This article explains how our attention AI behind Predict generates eye-tracking results with over 95% accuracy.
Predict is an AI tool that is based on our world-leading consumer neuroscience database. With data based on real consumer responses, we are producing highly accurate predictive models of attention, and cognition.
To put it simply, Predict AI has seen enough examples of where consumers are looking in enough scenarios that it has learned to predict the distribution of attention on a given image or video frame.
This means that you can now upload images and videos to Predict and receive results almost identical to if you were to run an eye-tracking study with ca. 100-150 participants using robust equipment. Predict generates results in a tiny fraction of the time a real study would take.
Accuracy of Predict AI
The machine learning models were built on one of the world’s largest single databases of high-quality eye-tracking data. The winning model predicts eye-tracking results with over 95% accuracy.

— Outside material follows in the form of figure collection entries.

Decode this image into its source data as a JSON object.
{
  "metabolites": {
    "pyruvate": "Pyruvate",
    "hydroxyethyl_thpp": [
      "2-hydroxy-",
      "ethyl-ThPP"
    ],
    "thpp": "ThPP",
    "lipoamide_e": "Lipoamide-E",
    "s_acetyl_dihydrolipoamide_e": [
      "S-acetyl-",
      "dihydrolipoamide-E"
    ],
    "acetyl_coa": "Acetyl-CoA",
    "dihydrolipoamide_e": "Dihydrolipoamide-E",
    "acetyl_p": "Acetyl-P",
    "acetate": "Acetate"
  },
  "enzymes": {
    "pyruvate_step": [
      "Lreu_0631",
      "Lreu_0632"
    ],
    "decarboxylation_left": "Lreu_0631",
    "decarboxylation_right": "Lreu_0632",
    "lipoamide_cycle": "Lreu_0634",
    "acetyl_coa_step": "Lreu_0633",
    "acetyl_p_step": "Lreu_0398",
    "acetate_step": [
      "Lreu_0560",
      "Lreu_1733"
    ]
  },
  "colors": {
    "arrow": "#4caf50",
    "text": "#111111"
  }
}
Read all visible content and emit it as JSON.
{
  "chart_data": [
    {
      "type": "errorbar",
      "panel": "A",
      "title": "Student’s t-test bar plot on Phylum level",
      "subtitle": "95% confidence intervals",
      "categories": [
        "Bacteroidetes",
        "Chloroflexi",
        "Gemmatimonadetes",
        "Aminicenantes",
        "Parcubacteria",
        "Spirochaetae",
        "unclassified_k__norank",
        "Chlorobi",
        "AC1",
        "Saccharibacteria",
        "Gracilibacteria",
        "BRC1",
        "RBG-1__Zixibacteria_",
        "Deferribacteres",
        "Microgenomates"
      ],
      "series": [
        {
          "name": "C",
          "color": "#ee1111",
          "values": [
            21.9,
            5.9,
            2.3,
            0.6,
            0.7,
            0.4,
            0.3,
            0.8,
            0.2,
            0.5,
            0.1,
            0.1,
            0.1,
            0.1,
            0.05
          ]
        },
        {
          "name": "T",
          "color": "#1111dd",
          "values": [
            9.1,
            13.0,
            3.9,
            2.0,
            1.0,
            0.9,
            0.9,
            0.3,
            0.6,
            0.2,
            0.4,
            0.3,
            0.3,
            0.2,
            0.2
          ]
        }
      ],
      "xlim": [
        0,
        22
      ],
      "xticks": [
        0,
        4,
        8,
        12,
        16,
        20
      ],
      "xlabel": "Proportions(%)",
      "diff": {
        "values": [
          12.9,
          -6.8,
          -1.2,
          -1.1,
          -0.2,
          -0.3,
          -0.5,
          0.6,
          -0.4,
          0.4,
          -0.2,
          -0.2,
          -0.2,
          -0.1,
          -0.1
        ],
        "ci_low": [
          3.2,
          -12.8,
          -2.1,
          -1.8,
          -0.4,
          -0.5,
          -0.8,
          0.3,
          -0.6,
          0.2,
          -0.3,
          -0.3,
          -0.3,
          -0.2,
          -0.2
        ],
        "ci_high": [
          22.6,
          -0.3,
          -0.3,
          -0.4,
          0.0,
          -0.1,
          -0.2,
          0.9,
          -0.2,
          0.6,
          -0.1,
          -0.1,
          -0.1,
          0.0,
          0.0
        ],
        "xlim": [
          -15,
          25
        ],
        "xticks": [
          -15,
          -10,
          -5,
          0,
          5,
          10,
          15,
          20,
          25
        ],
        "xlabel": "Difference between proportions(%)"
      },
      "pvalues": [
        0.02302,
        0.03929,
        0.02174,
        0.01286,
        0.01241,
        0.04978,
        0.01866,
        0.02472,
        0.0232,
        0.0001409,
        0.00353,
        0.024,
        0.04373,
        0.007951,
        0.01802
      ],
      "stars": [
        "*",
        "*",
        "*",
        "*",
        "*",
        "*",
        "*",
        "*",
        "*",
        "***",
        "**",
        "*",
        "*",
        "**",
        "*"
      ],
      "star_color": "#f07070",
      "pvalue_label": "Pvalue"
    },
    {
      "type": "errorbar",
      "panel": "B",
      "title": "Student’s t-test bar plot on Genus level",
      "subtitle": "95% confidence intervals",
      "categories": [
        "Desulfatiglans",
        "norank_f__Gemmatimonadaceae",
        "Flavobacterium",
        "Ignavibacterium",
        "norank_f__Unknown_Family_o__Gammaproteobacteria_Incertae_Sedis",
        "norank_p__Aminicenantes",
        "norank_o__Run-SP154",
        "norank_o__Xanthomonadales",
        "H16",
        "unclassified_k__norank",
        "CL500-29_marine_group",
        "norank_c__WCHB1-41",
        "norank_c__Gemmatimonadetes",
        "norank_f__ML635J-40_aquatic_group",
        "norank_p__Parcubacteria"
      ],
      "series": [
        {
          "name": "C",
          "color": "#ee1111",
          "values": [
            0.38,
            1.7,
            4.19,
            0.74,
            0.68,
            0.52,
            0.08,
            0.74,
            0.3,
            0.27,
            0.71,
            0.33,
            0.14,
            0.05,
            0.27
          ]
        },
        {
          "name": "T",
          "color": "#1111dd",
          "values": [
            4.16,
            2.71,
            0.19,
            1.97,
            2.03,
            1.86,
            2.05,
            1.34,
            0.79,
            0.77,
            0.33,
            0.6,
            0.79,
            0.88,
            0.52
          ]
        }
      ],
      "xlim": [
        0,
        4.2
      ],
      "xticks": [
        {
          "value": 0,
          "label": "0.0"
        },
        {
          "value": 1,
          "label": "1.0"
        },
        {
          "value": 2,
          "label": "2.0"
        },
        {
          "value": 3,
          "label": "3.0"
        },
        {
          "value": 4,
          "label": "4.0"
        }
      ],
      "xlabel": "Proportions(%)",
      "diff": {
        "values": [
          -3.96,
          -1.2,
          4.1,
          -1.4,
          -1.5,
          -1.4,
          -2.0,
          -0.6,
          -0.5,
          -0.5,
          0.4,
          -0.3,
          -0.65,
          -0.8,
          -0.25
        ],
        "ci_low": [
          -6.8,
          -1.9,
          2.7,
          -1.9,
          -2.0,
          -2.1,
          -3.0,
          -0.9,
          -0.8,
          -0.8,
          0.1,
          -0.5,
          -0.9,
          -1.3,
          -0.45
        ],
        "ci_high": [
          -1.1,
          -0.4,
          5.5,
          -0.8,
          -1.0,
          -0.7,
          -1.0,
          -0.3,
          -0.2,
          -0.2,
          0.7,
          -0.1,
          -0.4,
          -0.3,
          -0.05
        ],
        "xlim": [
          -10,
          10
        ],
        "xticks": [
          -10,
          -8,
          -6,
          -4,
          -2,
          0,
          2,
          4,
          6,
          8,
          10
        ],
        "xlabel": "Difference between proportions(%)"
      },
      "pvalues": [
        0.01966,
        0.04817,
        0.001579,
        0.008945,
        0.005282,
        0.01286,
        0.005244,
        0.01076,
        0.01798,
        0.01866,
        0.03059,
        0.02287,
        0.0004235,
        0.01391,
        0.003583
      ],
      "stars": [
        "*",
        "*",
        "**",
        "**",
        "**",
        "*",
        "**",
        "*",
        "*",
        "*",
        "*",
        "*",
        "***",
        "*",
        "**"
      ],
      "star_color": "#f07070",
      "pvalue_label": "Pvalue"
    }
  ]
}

Three main factors have enabled us to build an AI that achieves this:
Using eye-tracking technology such as the Tobii Pro Glasses 2 and Pro Nano, we have been able to accurately track where a person's eyes are looking and measure it up to 60 times per second. Each data point (called gaze point) contains eye-movement information such as X/Y coordinates, movement speed, and direction. These data points can be grouped into “fixations,” which determine when a person has actually seen what their eyes are pointing towards.
These fixations can be visualized as heatmaps, as we know them from eye-tracking research - and these heatmaps are what Predict attention AI has been trained to infer from creative assets.
The AI is built on consumer eye-tracking data from Neurons’ research studies. The database is one of the world’s largest single databases of high-quality eye-tracking data, with well over 20.000 participants from around the globe exposed to consumer-related stimuli, such as watching ads on social media or TV, reading physical newspapers, or shopping in a store.
When designing and implementing the AI framework, we wanted to ensure that a wide range of stimuli was rightfully represented, in order not to introduce any biases in the AI’s capabilities. We identified a wide range of industries (e.g., food & beverage, financial services, construction, telecom, etc.) and different formats (e.g., print ads, commercials, web pages, e-commerce, products, packaging, retail, and apps) that consumers can be exposed to. We initiated further research studies to collect data for any industries or formats that were lacking in our database.
This amasses an incredibly extensive, high-quality, properly-labeled eye-tracking database.
Using our database, we generated attention heatmaps from the eye-tracking data, and almost 200 distinct machine learning models were trained and compared to produce the best possible model prediction. For each model training, one portion of the data was randomly selected for training and a second portion for validation test.
With enough examples of where consumers look, we have successfully been able to create an AI which has learnt to predict visual attention with high fidelity.
Through extensive testing and validation, uploading an image to Predict now gives you a heatmap that is statistically equivalent to a heatmap built on actual eye-tracking data from showing 100-150 people the image for 5 seconds with over 95% accuracy - and it only takes a few seconds.